The Suspicions of Mr. Whicher
Title | The Suspicions of Mr. Whicher PDF eBook |
Author | Kate Summerscale |
Publisher | Bloomsbury Publishing USA |
Pages | 417 |
Release | 2010-06-05 |
Genre | Social Science |
ISBN | 0802779298 |
The New York Times bestselling account of the real-life murder that inspired the birth of modern detective fiction. In June of 1860 three-year-old Saville Kent was found at the bottom of an outdoor privy with his throat slit. The crime horrified all England and led to a national obsession with detection, ironically destroying, in the process, the career of perhaps the greatest detective in the land. At the time, the detective was a relatively new invention; there were only eight detectives in all of England and rarely were they called out of London, but this crime was so shocking, as Kate Summerscale relates in her scintillating new book, that Scotland Yard sent its best man to investigate, Inspector Jonathan Whicher. Whicher quickly believed the unbelievable--that someone within the family was responsible for the murder of young Saville Kent.

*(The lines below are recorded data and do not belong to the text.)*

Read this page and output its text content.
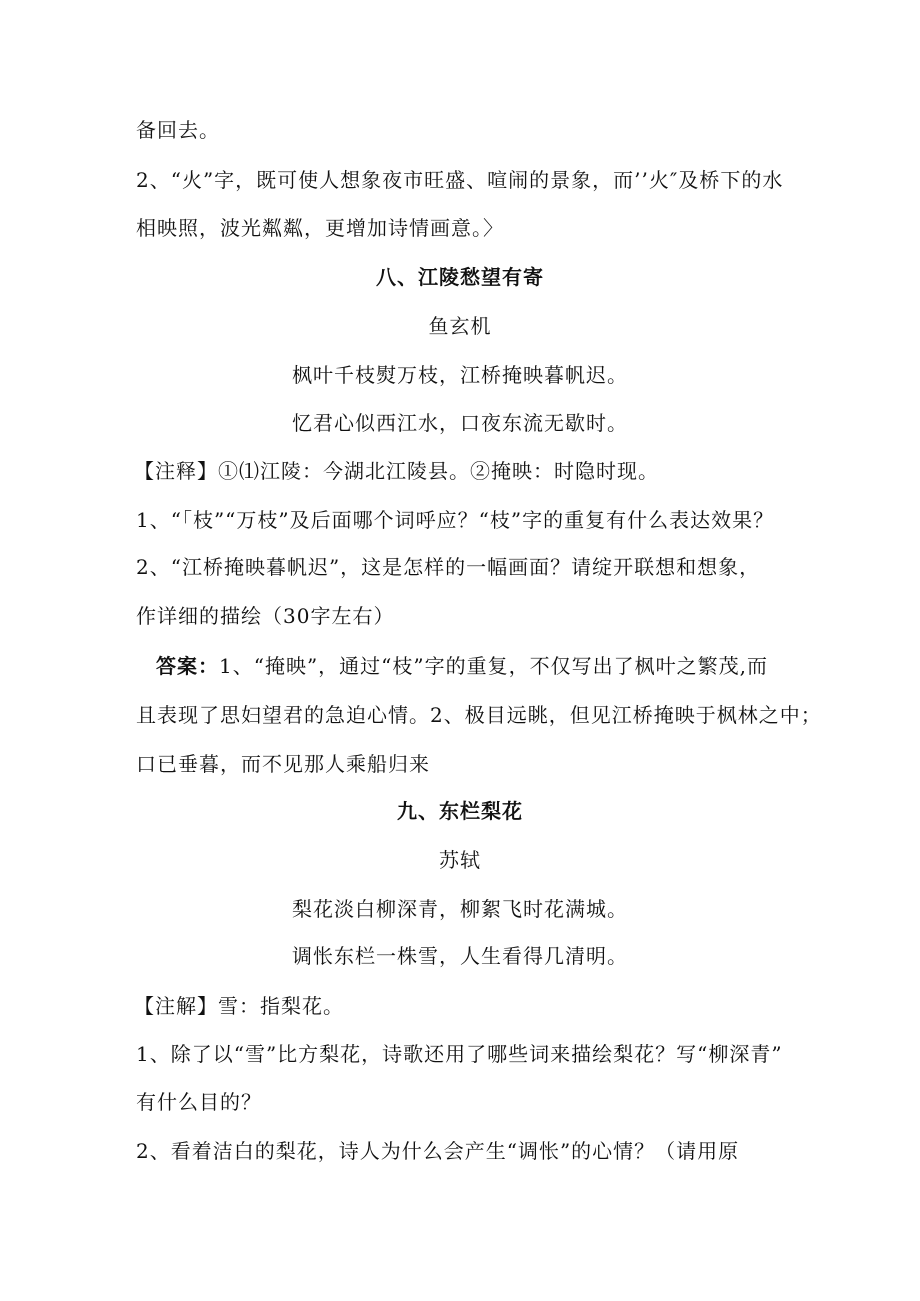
备回去。
2、“火”字，既可使人想象夜市旺盛、喧闹的景象，而’’火″及桥下的水
相映照，波光粼粼，更增加诗情画意。〉
八、江陵愁望有寄
鱼玄机
枫叶千枝熨万枝，江桥掩映暮帆迟。
忆君心似西江水，口夜东流无歇时。
【注释】①⑴江陵：今湖北江陵县。②掩映：时隐时现。
1、“「枝”“万枝”及后面哪个词呼应？“枝”字的重复有什么表达效果？
2、“江桥掩映暮帆迟”，这是怎样的一幅画面？请绽开联想和想象，
作详细的描绘（30字左右）
答案：1、“掩映”，通过“枝”字的重复，不仅写出了枫叶之繁茂,而
且表现了思妇望君的急迫心情。2、极目远眺，但见江桥掩映于枫林之中；
口已垂暮，而不见那人乘船归来
九、东栏梨花
苏轼
梨花淡白柳深青，柳絮飞时花满城。
调怅东栏一株雪，人生看得几清明。
【注解】雪：指梨花。
1、除了以“雪”比方梨花，诗歌还用了哪些词来描绘梨花？写“柳深青”
有什么目的？
2、看着洁白的梨花，诗人为什么会产生“调怅”的心情？（请用原
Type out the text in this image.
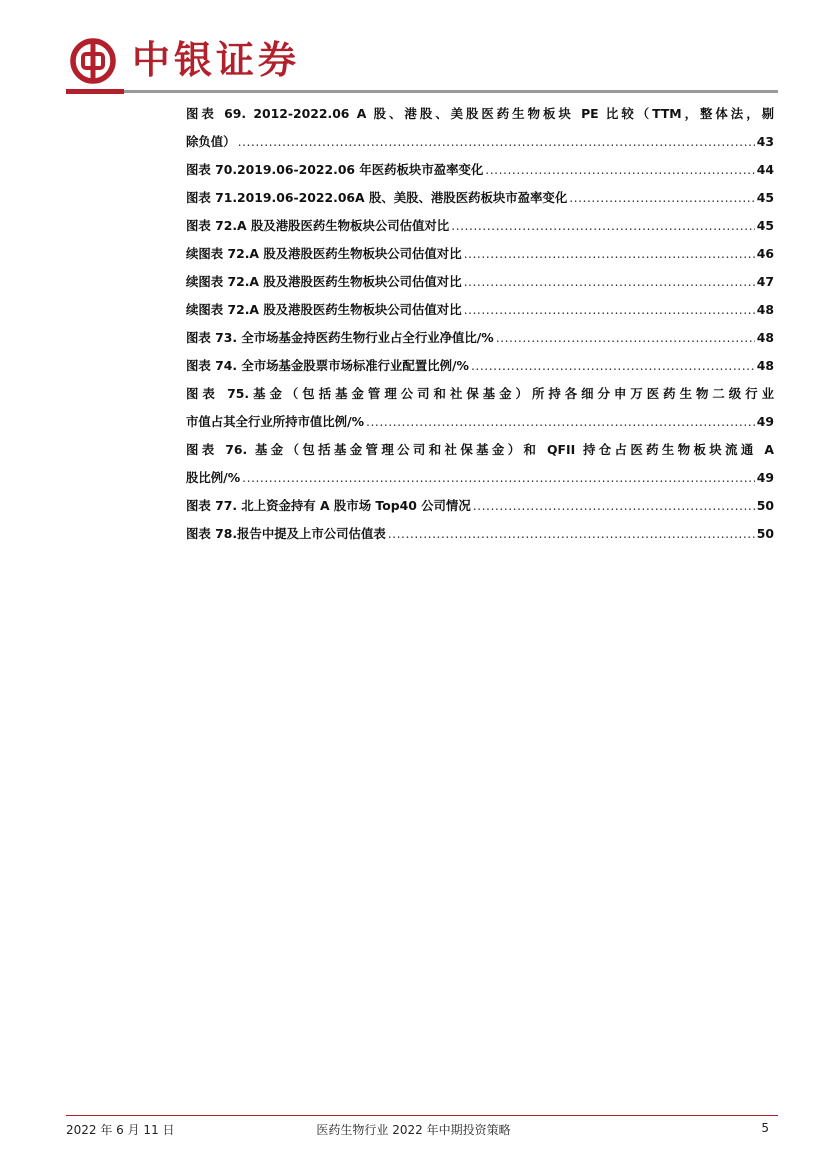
中银证券
图表 69. 2012-2022.06 A 股、港股、美股医药生物板块 PE 比较（TTM，整体法，剔
除负值） .....	43
图表 70.2019.06-2022.06 年医药板块市盈率变化 .....	44
图表 71.2019.06-2022.06A 股、美股、港股医药板块市盈率变化 .....	45
图表 72.A 股及港股医药生物板块公司估值对比 .....	45
续图表 72.A 股及港股医药生物板块公司估值对比 .....	46
续图表 72.A 股及港股医药生物板块公司估值对比 .....	47
续图表 72.A 股及港股医药生物板块公司估值对比 .....	48
图表 73. 全市场基金持医药生物行业占全行业净值比/% .....	48
图表 74. 全市场基金股票市场标准行业配置比例/% .....	48
图表 75.基金（包括基金管理公司和社保基金）所持各细分申万医药生物二级行业
市值占其全行业所持市值比例/% .....	49
图表 76. 基金（包括基金管理公司和社保基金）和 QFII 持仓占医药生物板块流通 A
股比例/% .....	49
图表 77. 北上资金持有 A 股市场 Top40 公司情况 .....	50
图表 78.报告中提及上市公司估值表 .....	50
2022 年 6 月 11 日	医药生物行业 2022 年中期投资策略	5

Without sufficient evidence or a confession, though, his case was circumstantial and he returned to London a broken man. Though he would be vindicated five years later, the real legacy of Jonathan Whicher lives on in fiction: the tough, quirky, knowing, and all-seeing detective that we know and love today . . . from the cryptic Sgt. Cuff in Wilkie Collins's The Moonstone to Dashiell Hammett's Sam Spade. The Suspicions of Mr. Whicher is a provocative work of nonfiction that reads like a Victorian thriller, and in it Kate Summerscale has fashioned a brilliant, multilayered narrative that is as cleverly constructed as it is beautifully written.